An image of a candle is produced by a convex lens 14 cm away. If the focal length of the lens is 7 cm, how far from the lens is the candle placed?
(USe the thin lens equation)
For this question, how would you know whether the image is virtual or real?(in order to know if the distance to the mirror is negative or positive)
Solve
1/do + 1/di = 1/do + 1/14 = 1/f = 1/7
The answer is that the object distance is (do) = 14. You get a 1:1 real image.
The image is real because do is positive.
To determine the distance from the lens to the object, you can use the thin lens equation:
1/f = 1/v - 1/u
Where:
f = focal length of the lens
v = image distance from the lens (positive for a real image, negative for a virtual image)
u = object distance from the lens (positive for an object on the same side as the incident light, negative for an object on the opposite side)
Given:
f = 7 cm
v = 14 cm
We can rearrange the thin lens equation to solve for u:
1/u = 1/f - 1/v
Substituting the given values, we get:
1/u = 1/7 - 1/14 = (2 - 1)/14 = 1/14
Now, we can find u by taking the reciprocal of both sides:
u = 14 cm
Therefore, the candle is placed 14 cm away from the lens.
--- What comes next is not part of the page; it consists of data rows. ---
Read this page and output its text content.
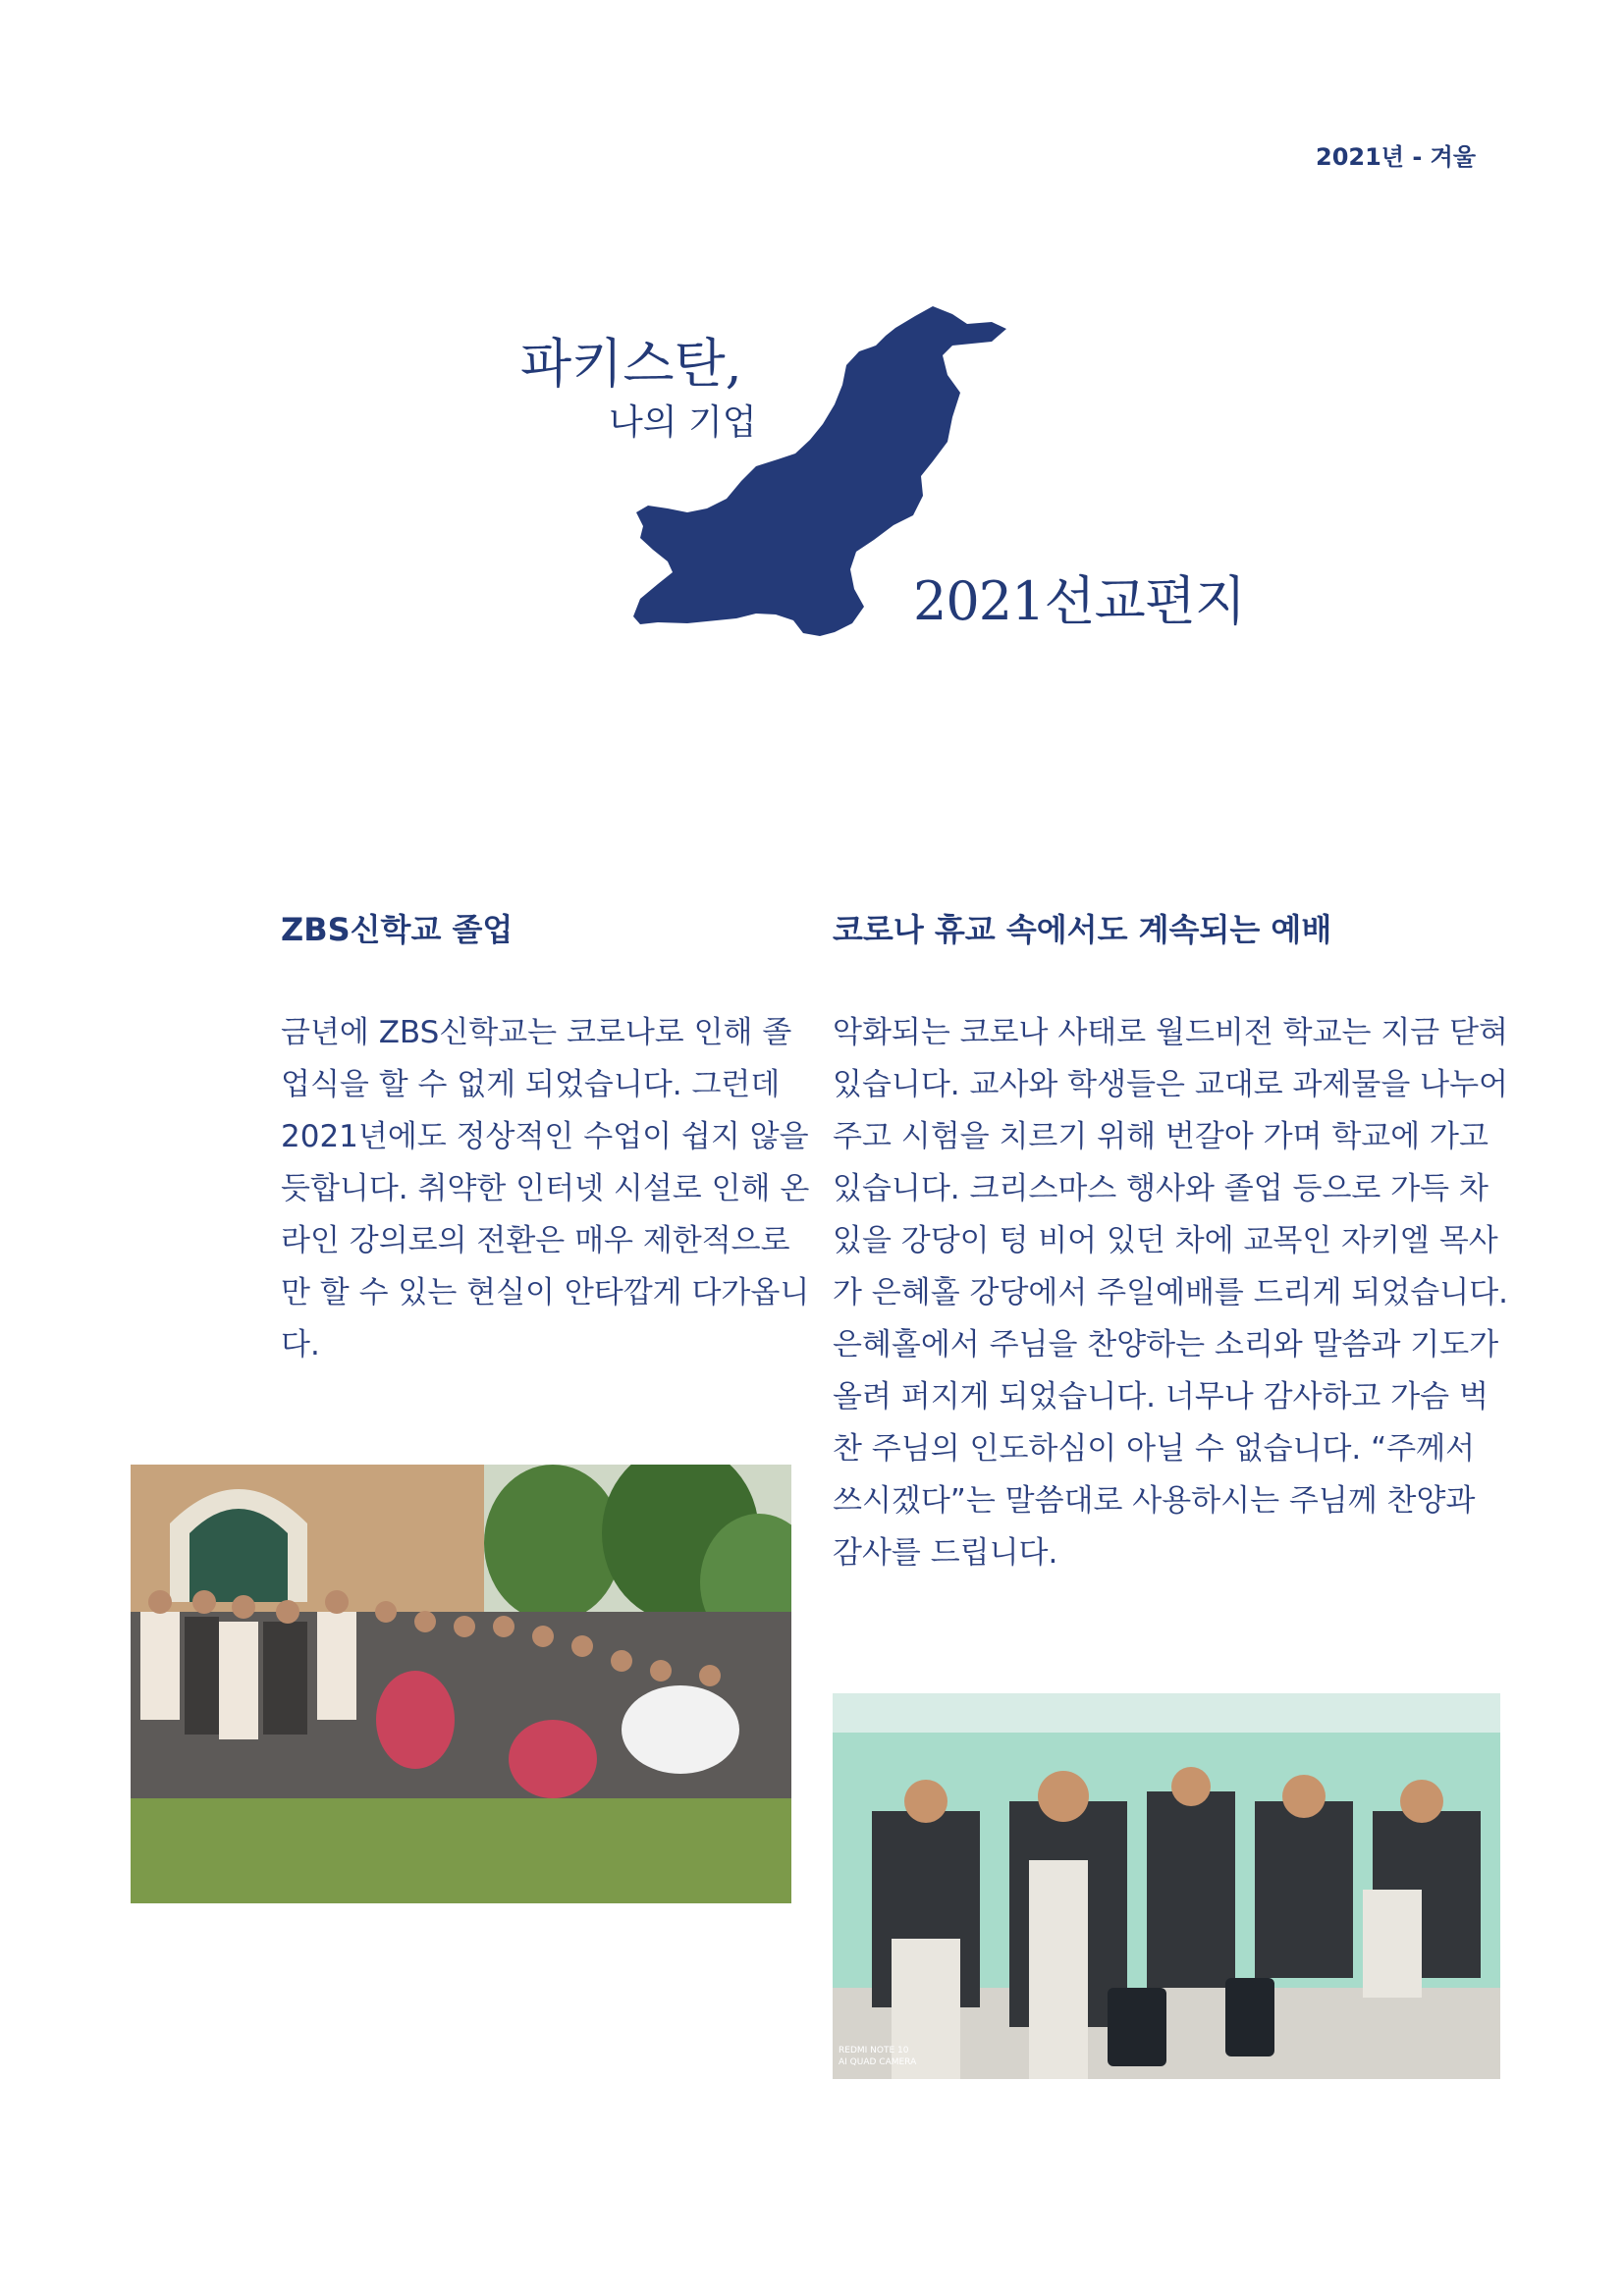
2021년 - 겨울
파키스탄,
나의 기업
2021선교편지
ZBS신학교 졸업
금년에 ZBS신학교는 코로나로 인해 졸업식을 할 수 없게 되었습니다. 그런데 2021년에도 정상적인 수업이 쉽지 않을 듯합니다. 취약한 인터넷 시설로 인해 온라인 강의로의 전환은 매우 제한적으로만 할 수 있는 현실이 안타깝게 다가옵니다.
코로나 휴교 속에서도 계속되는 예배
악화되는 코로나 사태로 월드비전 학교는 지금 닫혀 있습니다. 교사와 학생들은 교대로 과제물을 나누어주고 시험을 치르기 위해 번갈아 가며 학교에 가고 있습니다. 크리스마스 행사와 졸업 등으로 가득 차 있을 강당이 텅 비어 있던 차에 교목인 자키엘 목사가 은혜홀 강당에서 주일예배를 드리게 되었습니다. 은혜홀에서 주님을 찬양하는 소리와 말씀과 기도가 올려 퍼지게 되었습니다. 너무나 감사하고 가슴 벅찬 주님의 인도하심이 아닐 수 없습니다. “주께서 쓰시겠다”는 말씀대로 사용하시는 주님께 찬양과 감사를 드립니다.
REDMI NOTE 10
AI QUAD CAMERA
To determine whether the image formed by the convex lens is virtual or real, you need to consider the sign convention. In this case, if the object distance (u) is positive, the image distance (v) will also be positive for a real image. If the object distance (u) is negative, the image distance (v) will be negative for a virtual image. In our calculation, since the object distance (u) is positive, we can conclude that the image formed is real.